Volunteers at the 2014 Winter Olympics in Sochi, Russia. Editorial credit: eWilding /
Volunteers at the 2014 Winter Olympics in Sochi, Russia. Editorial credit: eWilding /

The 2018 Winter Olympic Games held in Pyeongchang, South Korea, marked the 23rd time the competitions have been held. While the athletes from the participating nations are the ones who took all the spotlight and glory, there are plenty of unsung heroes working in the background. The heroes are people from all over the world who worked and volunteered during the event in order to make it successful.
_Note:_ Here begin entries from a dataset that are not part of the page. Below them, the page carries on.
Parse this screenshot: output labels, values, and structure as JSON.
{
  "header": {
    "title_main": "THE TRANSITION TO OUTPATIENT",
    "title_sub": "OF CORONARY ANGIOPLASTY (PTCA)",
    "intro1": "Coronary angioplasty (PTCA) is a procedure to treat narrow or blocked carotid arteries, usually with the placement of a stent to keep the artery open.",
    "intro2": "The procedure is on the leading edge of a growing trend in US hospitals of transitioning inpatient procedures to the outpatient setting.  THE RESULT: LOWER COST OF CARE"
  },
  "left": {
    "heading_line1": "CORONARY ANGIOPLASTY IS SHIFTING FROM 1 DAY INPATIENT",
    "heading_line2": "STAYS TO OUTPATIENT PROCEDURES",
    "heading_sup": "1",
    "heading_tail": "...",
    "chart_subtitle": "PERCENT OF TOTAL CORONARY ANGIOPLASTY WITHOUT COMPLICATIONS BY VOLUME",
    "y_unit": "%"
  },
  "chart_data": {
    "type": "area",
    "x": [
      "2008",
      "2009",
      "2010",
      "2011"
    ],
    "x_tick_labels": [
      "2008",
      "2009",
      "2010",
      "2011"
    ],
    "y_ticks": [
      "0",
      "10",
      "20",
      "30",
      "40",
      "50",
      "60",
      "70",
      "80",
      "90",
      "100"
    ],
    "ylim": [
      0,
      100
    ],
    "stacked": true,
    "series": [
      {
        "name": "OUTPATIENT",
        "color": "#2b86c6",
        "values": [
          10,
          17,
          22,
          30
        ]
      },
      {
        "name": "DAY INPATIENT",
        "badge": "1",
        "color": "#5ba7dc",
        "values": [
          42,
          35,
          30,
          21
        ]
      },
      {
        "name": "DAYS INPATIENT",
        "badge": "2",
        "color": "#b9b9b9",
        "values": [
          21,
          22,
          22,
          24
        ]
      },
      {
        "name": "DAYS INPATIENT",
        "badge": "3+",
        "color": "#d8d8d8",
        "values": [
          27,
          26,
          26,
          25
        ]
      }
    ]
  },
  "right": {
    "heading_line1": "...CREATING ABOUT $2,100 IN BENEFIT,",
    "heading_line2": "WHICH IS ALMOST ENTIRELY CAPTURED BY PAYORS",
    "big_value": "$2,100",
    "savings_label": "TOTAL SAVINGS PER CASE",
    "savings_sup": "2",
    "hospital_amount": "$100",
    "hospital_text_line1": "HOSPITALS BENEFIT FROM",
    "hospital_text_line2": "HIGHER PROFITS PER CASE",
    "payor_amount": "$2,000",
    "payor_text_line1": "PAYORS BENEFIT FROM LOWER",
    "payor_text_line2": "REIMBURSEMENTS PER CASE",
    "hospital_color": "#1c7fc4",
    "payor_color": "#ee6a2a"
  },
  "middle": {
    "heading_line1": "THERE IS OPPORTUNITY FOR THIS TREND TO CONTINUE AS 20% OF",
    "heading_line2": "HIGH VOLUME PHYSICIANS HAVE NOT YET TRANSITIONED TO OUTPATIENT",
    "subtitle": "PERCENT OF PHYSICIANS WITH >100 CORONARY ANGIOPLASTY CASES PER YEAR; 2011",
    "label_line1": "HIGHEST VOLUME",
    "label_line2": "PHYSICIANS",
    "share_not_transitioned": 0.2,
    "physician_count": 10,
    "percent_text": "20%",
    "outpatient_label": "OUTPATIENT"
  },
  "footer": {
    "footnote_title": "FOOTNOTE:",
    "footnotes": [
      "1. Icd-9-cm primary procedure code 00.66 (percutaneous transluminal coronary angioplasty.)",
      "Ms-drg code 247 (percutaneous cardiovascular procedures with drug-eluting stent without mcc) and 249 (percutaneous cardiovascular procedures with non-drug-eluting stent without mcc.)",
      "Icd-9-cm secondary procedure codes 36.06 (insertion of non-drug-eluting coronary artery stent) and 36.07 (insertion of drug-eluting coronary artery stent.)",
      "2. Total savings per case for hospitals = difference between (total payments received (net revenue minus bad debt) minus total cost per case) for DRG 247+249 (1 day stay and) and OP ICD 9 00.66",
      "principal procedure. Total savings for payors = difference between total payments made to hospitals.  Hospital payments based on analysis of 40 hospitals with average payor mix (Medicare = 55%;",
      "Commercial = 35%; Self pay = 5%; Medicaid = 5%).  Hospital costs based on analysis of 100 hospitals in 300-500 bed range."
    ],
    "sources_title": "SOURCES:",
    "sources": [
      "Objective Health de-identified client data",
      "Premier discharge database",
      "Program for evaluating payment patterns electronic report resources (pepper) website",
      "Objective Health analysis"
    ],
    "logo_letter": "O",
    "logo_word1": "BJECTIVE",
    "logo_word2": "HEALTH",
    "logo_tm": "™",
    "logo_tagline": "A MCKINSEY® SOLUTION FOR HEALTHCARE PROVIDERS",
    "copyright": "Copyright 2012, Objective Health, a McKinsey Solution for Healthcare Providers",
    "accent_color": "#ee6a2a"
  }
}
The Number Of Workers And Volunteers

A Tokyo Olympics volunteer staff. Image credit: MAHATHIR MOHD YASIN/Shutterstock

Data presented by the International Olympic Committee (IOC) shows that the Pyeongchang games had fewer people working and volunteering compared to the previous Olympic Games held in Sochi in 2014 and those held in Vancouver in 2010. Interestingly, the number of paid workers in 2018 was the highest when compared to Vancouver and Sochi.
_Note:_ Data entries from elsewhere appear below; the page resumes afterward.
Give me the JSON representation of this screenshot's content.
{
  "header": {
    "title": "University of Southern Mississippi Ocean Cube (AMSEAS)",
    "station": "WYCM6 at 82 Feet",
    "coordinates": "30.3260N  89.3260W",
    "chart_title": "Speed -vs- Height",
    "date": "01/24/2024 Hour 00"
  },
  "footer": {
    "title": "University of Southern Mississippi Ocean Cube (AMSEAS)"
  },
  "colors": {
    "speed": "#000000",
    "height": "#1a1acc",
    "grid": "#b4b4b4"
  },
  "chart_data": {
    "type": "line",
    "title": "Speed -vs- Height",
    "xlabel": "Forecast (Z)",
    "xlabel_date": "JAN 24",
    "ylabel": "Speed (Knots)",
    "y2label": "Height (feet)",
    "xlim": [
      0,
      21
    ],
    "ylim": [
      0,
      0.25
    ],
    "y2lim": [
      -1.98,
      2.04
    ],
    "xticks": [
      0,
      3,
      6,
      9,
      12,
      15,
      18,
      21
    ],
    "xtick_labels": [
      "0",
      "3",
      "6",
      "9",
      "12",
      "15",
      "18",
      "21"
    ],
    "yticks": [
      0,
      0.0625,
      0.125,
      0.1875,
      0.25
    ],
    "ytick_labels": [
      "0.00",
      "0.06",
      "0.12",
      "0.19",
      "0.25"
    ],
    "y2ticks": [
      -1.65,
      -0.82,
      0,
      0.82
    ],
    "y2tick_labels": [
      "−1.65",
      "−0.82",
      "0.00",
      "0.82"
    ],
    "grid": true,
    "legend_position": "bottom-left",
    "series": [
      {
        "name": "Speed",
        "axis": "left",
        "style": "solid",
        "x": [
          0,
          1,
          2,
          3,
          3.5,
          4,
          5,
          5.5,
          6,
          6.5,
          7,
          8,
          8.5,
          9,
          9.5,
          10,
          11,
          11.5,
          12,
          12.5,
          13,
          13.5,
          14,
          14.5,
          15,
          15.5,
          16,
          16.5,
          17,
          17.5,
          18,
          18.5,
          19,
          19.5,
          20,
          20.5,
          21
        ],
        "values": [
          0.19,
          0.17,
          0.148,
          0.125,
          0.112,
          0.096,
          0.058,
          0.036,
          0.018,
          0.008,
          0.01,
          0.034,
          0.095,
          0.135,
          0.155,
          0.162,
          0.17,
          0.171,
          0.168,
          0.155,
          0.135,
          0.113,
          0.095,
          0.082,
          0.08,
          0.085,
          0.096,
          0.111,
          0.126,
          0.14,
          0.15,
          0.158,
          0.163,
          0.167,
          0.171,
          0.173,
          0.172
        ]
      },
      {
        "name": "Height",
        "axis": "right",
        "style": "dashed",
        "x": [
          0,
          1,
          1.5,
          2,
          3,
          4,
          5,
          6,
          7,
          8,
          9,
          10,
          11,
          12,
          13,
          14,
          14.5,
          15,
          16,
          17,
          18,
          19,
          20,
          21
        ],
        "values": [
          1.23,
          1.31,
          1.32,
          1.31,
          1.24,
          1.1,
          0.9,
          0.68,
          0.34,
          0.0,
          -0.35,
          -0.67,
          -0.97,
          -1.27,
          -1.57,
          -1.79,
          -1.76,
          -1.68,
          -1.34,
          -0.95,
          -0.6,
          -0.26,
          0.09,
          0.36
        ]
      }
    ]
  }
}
In total, the number of people working in one capacity or another at Pyeongchang, including paid staff, contractors, and volunteers was 51,100. Out of this total number, 14,600 people were paid staff, 13,500 were volunteers, and the rest, 23,000 people, served as contractors.

In comparison, the numbers show some stark differences compared to the previous games in 2010 and 2014. Vancouver had a total of 57,700 personnel. Of the personnel in Vancouver, a measly 8,100 people were paid staff, 17,300 operated as volunteers, and the remaining 32,000 were contractors. The huge number of contractors was because of a large number of security personnel and ceremony teams hired. Sochi had a total of 54,000 personnel divided as follows: 10,000 were paid staff, 19,200 were volunteers, while the remaining 23,000 people were contractors.

Volunteers at the 2008 Summer Olympics in Beijing. Image credit: Pete Niesen/Shutterstock

Observing the trends, the number of paid staff increased steadily from 8,100 to 10,000 and then on to 14,600 in Vancouver, Sochi, and Pyeongchang, respectively. Similarly, the number of contractors has been reducing steadily from 32,200, to 24,700, and then to 23,000. By contrast, the number of volunteers has no particular trend. In Vancouver, 17,300 people were brought on as volunteers, while Sochi and Pyeongchang had 19,200 and 13,500 volunteers, respectively. One would imagine that the number of volunteers would increase. For some reason, the IOC elected to bring in fewer volunteers.

In total, the number of workers and volunteers has been declining steadily from 2010 in Vancouver. The highest number of personnel was observed in Vancouver in 2010 after 57,700 people were hired. Sochi and Pyeongchang had 54,000 and 51,000 staff, respectively.

Among the people who put in the work in order to ensure the success of the games were the “flower girls” at the Gangneung Ice Arena. The girls’ work was to skate on the ice each time a performance by the athletes in the figure skating events was concluded. The reason for this was that the fans threw a lot of flowers and stuffed animals in celebration. The girls would then skate out and clear the arena for the next performers.